The summer before my senior year of high school, my mother and I became homeless due to being evicted. I wanted nothing to do with her at the time, so I couch surfed at friends’ homes and also volunteered at a camp for children and adults with special needs. My late teen years were the first time I really started to deal with symptoms of my mental illness, now diagnosed as schizoaffective disorder and Post Traumatic Stress Disorder. I was hospitalized twice in high school.

After finally moving into an apartment with my mother after spending about 6 months homeless, I started to get acceptance letters from colleges. I was accepted into 9 colleges and waitlisted at MIT, Columbia and Johns Hopkins. But things became difficult when my oldest brother committed suicide in 2007.

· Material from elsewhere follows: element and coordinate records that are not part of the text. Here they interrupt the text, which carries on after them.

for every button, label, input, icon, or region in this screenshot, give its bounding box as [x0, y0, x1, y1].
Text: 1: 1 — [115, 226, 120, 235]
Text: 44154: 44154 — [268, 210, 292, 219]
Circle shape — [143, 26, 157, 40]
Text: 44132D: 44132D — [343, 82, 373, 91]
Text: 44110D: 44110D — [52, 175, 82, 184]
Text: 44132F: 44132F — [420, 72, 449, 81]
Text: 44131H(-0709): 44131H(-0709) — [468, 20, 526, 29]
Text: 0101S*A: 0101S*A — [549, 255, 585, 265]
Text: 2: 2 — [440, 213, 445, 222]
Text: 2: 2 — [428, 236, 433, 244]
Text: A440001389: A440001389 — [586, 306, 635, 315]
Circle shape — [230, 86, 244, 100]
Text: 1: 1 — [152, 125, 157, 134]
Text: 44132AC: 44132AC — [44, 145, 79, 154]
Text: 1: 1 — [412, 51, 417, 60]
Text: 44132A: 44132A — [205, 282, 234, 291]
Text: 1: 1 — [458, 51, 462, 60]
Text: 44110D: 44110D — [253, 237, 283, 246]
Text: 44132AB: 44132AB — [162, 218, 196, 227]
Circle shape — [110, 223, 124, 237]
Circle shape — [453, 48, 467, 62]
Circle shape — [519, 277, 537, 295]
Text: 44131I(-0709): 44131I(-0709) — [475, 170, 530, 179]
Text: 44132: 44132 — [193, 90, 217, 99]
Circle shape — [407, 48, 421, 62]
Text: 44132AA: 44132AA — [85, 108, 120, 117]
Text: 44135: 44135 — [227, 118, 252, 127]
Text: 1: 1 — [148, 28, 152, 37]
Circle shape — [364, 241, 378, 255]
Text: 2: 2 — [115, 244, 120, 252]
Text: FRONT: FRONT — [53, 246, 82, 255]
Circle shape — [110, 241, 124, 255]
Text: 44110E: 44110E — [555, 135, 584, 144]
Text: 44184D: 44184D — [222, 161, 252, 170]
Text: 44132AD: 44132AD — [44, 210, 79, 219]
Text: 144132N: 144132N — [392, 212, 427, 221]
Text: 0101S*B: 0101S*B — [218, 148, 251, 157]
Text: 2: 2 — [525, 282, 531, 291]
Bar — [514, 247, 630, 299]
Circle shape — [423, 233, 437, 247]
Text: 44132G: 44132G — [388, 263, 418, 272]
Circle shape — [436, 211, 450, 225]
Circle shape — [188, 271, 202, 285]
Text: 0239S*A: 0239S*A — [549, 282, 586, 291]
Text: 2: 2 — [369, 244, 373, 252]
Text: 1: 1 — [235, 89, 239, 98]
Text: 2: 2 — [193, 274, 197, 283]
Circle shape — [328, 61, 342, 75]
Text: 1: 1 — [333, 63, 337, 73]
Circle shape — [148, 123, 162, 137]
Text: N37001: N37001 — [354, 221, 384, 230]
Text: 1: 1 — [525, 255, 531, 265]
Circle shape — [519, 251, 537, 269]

Things got really difficult but I was excited to move forward in my life. I was excited to get away from the drama that had become my life. So I headed off to college, unaware of how much my troubles growing up had hurt me or how much the memories would haunt me and follow me.

My first two years in college went extremely well, but the turmoil within and the depression I was dealing with did not surface until my junior year, when I attempted suicide. I was forced to take a 10 month medical leave, in which I worked very hard on my healing. I made it through and I went back to complete my Bachelor’s degree. I graduated at the top of my class in college, with honors and 2 minors in the Honors Program.

I was offered a PhD position at another university, which I started last August. My disorders got much worse this past semester, but each day things seem to get better. I am now in the process of getting my Master’s degree. Overall, I have been hospitalized 10 times for my mental illnesses. I battle against depression, paranoia and psychosis. But each new day brings with it a promise of opportunity and a chance to make a difference in this world.

Lately, I have been blogging about my journey with mental illness because I want to raise awareness and bring hope to others struggling with mental illness. It is something that we deal with on a daily basis, but it does not have to become us. We are not our illnesses. We are human beings capable of making a difference in the world.